Friday, November 27, 2009

A Most Wrenching Piece of Music

While I was climbing my way up the higher-learning stairs, I stumbled upon the fact that I might not be able to graduate. Thus, like any other students, I panicked. Ran around like a lunatic with no friend to turn to except for my computer. There I began to nurture my writing skills. I found release in them, by re-interpreting the incidences in my student life to within my stories, and making them disappear by solving even the most difficult dilemmas. But in real life, it was not so.


I continued to scrounge around for relief, or maybe something that might help ease my impending doom. I discovered Samuel Barber's Adagio for Strings. 





I decided to play it when my roomies were gone and I was all alone in my room. For one, they would not understand. Luckily that suitable day came, and I was free to play it as loud as I could. 


When it began, I could not hear it at all. It seemed to materialise out of the air, and began to arch upward, reaching toward something, only to pushed back by another invisible force. It was less struggling and more like trying to stand up inside a quicksand that slowly sucks one in. But then all throughout the piece, one continually tries to stand up, pushing gently upward, with that invisible force still pushing in the opposite direction. 

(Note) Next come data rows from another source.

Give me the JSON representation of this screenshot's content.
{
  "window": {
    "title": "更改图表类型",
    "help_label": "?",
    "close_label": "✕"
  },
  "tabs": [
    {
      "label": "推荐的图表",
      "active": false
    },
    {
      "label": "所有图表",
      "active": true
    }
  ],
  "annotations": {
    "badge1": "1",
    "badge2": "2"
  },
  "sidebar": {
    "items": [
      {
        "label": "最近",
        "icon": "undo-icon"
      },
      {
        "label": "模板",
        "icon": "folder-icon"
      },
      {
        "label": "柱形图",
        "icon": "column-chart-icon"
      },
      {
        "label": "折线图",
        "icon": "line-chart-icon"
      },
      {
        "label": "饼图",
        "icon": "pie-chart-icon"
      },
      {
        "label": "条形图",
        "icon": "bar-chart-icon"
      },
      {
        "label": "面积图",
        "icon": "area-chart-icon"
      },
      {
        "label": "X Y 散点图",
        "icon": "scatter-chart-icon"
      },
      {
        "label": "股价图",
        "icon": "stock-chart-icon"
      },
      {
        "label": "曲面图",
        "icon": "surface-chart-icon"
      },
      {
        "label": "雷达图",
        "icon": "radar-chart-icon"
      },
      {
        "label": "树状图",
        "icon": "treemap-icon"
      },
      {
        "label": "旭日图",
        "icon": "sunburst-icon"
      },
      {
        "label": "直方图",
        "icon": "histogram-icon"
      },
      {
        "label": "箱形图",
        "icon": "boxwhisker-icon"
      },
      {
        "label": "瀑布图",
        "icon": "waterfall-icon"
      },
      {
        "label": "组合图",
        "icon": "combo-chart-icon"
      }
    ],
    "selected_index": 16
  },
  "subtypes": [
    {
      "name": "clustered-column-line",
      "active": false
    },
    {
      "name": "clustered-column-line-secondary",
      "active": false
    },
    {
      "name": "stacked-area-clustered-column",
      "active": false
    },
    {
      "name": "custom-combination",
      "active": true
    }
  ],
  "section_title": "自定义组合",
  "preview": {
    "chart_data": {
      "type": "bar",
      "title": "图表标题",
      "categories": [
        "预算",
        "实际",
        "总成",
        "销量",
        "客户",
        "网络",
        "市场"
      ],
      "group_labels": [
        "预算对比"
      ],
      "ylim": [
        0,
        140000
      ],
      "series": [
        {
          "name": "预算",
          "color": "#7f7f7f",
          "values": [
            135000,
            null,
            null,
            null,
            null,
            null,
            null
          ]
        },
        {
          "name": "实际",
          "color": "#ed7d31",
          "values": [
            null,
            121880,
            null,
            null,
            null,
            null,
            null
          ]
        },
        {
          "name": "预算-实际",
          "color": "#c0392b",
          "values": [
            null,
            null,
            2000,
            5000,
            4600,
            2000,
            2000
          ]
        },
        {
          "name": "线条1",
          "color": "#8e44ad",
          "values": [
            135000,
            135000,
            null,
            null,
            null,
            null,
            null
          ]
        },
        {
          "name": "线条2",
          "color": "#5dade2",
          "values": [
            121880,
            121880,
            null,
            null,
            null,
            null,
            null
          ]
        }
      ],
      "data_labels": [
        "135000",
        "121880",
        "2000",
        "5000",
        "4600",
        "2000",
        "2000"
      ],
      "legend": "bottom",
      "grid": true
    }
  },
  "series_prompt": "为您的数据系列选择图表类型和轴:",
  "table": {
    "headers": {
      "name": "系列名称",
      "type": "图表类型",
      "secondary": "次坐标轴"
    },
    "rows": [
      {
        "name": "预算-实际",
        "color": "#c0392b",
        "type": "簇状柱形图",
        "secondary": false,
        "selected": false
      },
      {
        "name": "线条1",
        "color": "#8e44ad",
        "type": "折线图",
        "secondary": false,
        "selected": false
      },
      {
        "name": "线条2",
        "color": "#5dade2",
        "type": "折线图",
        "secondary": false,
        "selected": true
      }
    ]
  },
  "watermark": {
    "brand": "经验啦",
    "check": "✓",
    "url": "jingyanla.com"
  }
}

When the strings finally rally around that invisible force, the resulting sound was almost shocking, weeping and angry at the same time, like someone saying "Here! Take it! Isn't this what you've wanted all this time!?" Said with tears, anger and force, the words simply fell flat on emptiness. We are left on a musical limbo, before the struggle began again, but with less force, as if the music finally relented to that invisible force. It even died away to a whisper.


But what a whisper. 


P/S: It was fortunate that I was alone listening to this - I cried buckets. And no - I made it through, I graduated.